Micropollutants are ubiquitously found in natural surface waters and pose a potential risk to aquatic organisms. Stream biofilms, consisting of bacteria, algae and other microorganisms potentially contribute to bioremediating aquatic environments by biotransforming xenobiotic substances. When investigating the potential of stream biofilms to remove micropollutants from the water column, it is important to distinguish between different fate processes, such as biotransformation, passive sorption and active bioaccumulation. However, due to the complex nature of the biofilm community and its extracellular matrix, this task is often difficult. In this study, we combined biotransformation experiments involving natural stream biofilms collected up- and downstream of wastewater treatment plant outfalls with the QuEChERS extraction method to distinguish between the different fate processes. The QuEChERS extraction proved to be a suitable method for a broad range of micropollutants (> 80% of the investigated compounds). We found that 31 out of 63 compounds were biotransformed by the biofilms, with the majority being substitution-type biotransformations, and that downstream biofilms have an increased biotransformation potential towards specific wastewater-relevant micropollutants. Overall, using the experimental and analytical strategy developed, stream biofilms were demonstrated to have a broad inherent micropollutant biotransformation potential, and to thus contribute to bioremediation and improving ecosystem health.

Synthetic water-soluble polymeric materials are widely employed in e.g. cleaning detergents, personal care products, paints or textiles. Accordingly, these compounds reach sewage treatment plants and may enter receiving waters and the aquatic environment. Characteristically, these molecules show a polydisperse molecular weight distribution, comprising multiple repeating units, i.e. a homologous series (HS). Their analysis in environmentally relevant samples has received some attention over the last two decades, however, the majority of previous studies focused on surfactants and a molecular weight range <1000 Da. To capture a wider range on the mass versus polarity plane and extend towards less polar contaminants, a workflow was established using three different ionization strategies, namely conventional electrospray ionization, atmospheric pressure photoionization and atmospheric pressure chemical ionization. The data evaluation consisted of suspect screening of ca. 1200 suspect entries and a non-target screening of HS with pre-defined accurate mass differences using ca. 400 molecular formulas of repeating units of HS as input and repeating retention time shifts as HS indicator.

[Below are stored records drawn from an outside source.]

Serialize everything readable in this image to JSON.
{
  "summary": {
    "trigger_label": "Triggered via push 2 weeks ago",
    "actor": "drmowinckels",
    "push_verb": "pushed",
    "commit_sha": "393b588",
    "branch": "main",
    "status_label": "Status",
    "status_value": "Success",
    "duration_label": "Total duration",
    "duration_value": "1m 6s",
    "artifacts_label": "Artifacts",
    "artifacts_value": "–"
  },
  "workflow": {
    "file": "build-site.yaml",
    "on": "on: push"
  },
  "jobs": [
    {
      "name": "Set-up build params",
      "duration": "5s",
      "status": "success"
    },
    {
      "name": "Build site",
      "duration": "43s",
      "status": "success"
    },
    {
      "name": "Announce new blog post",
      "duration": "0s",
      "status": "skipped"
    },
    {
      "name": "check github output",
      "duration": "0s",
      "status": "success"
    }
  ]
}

To study the fate of these water-soluble polymeric substances in the wastewater treatment process, the different stages, i.e. after primary and secondary clarifier, and after ozonation followed by sand filtration, were sampled at a Swiss wastewater treatment plant. Remaining with two different ionization interfaces, ESI and APPI, in both polarities, a non-targeted screening approach led to a total number of 146 HS (each with a minimum number of 4 members), with a molecular mass of up to 1200 detected in the final effluent. Of the 146 HS, ca 15% could be associated with suspect hits and approximately 25% with transformation products of suspects. Tentative characterization or probable chemical structure could be assigned to almost half of the findings. In positive ionization mode various sugar derivatives with differing side chains, for negative mode structures with sulfonic acids, could be characterized. The number of detected HS decreased significantly over the three treatment stages. For HS detectable also in the biological and oxidative treatment stages, a change in HS distribution towards to lower mass range was often observed.